Passenger and fleet growth pushes up profits at Ryanair

2017 05 30

2017 05 30

* Ryanair has reported a six per cent increase in full year net profit, to €1.3 billion.


A 13 per cent cut in average fares at the carrier delivered 13 per cent traffic growth, to 120 million customers, and an industry leading 94 per cent load factor.

Unit costs fell by 11 per cent in the ear to March 31st. 

Ryanair chief executive, Michael O’Leary, said: “We are pleased to report a six per cent increase in PAT to €1.3 billion, despite difficult trading conditions in financial 2017 caused by a series of security events at European cities, a switch of charter capacity from North Africa, Turkey and Egypt to mainland Europe, and a sharp decline in sterling following the June 2016 Brexit vote.

“We reacted to these challenges by improving our customer experience, and stimulating growth with lower fares.”

Ryanair last year took delivery of 52 new Boeing 737 planes and launched 206 new routes.

The carrier also opened ten new bases at primary airports in Bucharest, Corfu, Frankfurt Main, Hamburg, Ibiza, Nuremburg, Prague, Sofia, Timisoara and Vilnius.

The fleet will grow to 427 aircraft by March next year as Ryanair seeks to increase traffic to 130 million customers.

O’Leary added: “We recently announced the launch of Ryanair Sun, a charter airline which will have a Polish AOC and management team.

“This airline will operate in summer 2018 with a fleet of five aircraft and will significantly boost our presence in Poland where Ryanair is already the largest scheduled airline.

“We expect Ryanair Sun to become Poland’s number one charter airline, as it grows to 15 aircraft by summer 2019.”

As legacy competitors in Italy, Germany, Romania, and Poland undergo deep restructuring, the scale of Ryanair’s airport growth negotiations is accelerating.

O’Leary continued: “We continue to juggle more opportunities for 2018 and 2019 than our existing fleet growth can accommodate.

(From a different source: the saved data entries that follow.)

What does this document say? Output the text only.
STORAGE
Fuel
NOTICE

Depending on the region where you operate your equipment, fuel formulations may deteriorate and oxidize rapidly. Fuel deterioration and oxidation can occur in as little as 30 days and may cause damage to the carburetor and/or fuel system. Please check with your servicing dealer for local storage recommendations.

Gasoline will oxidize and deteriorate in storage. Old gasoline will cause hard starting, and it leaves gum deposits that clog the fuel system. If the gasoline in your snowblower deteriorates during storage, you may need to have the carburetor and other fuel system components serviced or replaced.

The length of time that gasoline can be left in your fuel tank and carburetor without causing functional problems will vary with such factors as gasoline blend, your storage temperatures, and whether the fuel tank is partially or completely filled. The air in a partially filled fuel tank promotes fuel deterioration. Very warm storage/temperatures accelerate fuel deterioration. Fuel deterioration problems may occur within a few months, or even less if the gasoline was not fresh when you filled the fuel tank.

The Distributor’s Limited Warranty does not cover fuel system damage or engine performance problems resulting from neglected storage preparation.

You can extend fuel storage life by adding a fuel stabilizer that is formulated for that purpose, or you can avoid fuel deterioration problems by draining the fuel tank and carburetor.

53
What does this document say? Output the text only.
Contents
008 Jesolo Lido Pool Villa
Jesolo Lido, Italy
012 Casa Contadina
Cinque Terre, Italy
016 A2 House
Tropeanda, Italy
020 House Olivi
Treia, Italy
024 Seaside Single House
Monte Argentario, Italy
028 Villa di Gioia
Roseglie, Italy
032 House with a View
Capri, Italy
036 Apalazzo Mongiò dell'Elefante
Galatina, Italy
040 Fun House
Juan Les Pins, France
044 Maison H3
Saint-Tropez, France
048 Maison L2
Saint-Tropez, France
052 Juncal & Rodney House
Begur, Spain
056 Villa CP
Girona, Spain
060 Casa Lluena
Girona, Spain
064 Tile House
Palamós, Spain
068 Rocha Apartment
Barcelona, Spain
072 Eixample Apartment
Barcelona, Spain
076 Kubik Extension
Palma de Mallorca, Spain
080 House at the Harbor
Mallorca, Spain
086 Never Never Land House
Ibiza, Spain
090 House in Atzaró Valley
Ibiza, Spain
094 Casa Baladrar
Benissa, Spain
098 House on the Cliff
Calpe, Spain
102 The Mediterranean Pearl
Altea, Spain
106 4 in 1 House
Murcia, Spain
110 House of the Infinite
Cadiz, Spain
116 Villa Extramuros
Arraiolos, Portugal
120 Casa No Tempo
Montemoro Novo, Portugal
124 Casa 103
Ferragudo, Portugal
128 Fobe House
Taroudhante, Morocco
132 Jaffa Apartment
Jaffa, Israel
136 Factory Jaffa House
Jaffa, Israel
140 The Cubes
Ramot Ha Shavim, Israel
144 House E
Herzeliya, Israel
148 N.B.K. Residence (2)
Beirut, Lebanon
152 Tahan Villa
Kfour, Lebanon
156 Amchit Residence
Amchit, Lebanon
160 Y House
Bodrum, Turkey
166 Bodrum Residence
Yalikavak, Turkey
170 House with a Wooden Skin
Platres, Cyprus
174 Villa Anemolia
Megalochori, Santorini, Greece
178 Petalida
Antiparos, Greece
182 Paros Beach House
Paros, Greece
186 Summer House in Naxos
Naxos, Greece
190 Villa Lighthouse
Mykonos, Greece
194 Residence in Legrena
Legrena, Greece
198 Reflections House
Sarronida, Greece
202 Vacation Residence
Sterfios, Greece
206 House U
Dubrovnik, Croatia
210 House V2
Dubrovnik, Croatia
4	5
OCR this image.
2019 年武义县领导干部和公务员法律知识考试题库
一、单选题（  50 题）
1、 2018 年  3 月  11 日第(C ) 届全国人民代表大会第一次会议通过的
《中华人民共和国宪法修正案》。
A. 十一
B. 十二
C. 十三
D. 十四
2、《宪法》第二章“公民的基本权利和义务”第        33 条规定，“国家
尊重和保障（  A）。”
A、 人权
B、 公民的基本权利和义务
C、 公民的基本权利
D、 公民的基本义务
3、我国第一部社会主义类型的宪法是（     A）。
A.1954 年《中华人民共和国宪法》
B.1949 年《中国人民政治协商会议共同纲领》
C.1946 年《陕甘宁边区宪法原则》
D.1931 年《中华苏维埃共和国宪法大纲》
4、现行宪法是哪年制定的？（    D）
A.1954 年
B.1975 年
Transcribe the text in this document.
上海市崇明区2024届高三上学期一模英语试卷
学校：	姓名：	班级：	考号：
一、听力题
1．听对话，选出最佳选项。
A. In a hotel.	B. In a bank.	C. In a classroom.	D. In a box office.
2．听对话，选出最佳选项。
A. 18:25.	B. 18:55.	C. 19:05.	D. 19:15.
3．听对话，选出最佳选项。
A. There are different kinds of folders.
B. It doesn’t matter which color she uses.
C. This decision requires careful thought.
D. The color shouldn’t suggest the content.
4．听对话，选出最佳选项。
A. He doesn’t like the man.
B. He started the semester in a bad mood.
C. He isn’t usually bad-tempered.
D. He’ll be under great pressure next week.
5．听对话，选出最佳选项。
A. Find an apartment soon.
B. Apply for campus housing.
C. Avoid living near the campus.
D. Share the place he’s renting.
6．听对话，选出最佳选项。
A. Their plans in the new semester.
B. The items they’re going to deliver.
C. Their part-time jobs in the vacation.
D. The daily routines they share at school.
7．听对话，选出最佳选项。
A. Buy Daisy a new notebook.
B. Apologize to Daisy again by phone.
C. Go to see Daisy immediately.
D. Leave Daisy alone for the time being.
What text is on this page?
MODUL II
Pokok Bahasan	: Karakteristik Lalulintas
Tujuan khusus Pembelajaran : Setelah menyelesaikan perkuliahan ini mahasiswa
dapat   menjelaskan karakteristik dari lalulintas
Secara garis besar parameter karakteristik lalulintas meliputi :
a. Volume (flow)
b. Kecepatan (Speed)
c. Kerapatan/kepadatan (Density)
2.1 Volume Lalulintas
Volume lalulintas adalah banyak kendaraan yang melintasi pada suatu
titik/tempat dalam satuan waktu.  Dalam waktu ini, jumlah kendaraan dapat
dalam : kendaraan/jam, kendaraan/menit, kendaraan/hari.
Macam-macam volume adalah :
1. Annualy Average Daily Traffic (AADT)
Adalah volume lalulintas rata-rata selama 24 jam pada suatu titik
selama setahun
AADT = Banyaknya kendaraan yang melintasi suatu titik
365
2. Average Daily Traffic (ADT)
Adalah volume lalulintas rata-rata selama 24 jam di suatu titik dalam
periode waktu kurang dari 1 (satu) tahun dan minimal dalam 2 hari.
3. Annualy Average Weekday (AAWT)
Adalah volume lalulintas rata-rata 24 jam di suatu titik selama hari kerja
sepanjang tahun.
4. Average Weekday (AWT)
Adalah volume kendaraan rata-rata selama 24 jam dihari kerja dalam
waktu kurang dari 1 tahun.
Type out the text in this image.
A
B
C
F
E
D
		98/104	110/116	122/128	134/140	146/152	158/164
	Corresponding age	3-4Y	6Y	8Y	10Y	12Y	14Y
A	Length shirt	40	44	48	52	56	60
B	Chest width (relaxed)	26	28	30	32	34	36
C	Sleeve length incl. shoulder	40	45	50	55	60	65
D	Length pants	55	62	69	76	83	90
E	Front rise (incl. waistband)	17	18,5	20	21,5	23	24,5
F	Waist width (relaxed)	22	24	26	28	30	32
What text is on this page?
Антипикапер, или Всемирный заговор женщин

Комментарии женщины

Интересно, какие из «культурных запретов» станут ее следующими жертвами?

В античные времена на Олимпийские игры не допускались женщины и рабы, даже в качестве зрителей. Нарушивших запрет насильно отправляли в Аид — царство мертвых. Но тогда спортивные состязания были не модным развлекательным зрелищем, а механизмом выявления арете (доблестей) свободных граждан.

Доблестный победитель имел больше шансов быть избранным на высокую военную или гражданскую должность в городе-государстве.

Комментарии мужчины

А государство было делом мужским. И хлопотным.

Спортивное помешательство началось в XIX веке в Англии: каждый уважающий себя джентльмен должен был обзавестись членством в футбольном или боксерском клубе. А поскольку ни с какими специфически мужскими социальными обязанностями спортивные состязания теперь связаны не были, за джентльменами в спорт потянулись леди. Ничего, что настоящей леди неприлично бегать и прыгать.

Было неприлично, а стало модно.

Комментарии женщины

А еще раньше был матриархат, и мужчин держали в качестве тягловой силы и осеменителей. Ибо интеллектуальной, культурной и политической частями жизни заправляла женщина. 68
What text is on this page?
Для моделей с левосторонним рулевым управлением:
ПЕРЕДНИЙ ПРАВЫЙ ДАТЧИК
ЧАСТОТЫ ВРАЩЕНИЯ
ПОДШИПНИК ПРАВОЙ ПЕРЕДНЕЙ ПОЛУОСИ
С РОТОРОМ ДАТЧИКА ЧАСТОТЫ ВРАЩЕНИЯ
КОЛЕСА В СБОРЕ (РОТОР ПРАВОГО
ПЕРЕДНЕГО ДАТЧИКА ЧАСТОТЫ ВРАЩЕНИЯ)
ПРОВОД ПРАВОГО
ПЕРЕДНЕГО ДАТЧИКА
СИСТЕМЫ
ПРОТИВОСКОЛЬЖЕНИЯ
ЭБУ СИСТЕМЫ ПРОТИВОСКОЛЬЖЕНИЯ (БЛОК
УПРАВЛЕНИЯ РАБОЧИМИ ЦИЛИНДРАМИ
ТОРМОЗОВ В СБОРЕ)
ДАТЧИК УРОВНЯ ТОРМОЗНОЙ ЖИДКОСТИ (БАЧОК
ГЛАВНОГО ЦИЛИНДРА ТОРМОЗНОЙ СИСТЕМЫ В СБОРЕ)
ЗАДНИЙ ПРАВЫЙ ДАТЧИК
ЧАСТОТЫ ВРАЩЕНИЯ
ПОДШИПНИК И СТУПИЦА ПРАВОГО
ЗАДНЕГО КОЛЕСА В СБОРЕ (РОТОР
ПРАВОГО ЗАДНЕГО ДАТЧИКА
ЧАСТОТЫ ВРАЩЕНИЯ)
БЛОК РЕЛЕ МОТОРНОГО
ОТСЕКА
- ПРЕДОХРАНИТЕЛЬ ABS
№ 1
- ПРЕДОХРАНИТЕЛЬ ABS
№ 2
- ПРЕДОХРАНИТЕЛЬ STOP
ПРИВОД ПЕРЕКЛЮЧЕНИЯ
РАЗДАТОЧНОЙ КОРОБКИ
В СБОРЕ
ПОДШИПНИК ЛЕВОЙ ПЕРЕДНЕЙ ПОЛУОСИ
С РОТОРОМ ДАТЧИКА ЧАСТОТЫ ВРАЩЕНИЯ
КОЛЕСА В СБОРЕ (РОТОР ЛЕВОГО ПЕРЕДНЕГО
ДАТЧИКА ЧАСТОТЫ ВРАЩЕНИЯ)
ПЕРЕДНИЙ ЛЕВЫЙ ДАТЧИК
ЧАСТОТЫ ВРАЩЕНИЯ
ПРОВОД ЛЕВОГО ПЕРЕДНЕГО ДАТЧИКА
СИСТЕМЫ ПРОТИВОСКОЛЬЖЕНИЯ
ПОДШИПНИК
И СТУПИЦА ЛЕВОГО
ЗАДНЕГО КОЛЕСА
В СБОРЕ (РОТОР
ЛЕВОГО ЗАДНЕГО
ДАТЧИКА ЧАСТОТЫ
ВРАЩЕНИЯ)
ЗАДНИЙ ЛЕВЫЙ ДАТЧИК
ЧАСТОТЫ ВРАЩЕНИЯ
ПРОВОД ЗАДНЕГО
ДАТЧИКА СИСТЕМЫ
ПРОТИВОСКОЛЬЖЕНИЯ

“Accordingly, we are engaged in a fleet review with Boeing, and are taking up opportunities to accelerate fleet growth in 2018 and 2019 by extending ten of our planned lease returns in these years, and adding selectively to our current order where Boeing may have some delivery opportunities over the next 24 months.

“As competitor airlines undergo deep restructuring, we are aware of the need to have additional short haul aircraft to respond quickly as these unique growth opportunities arise.”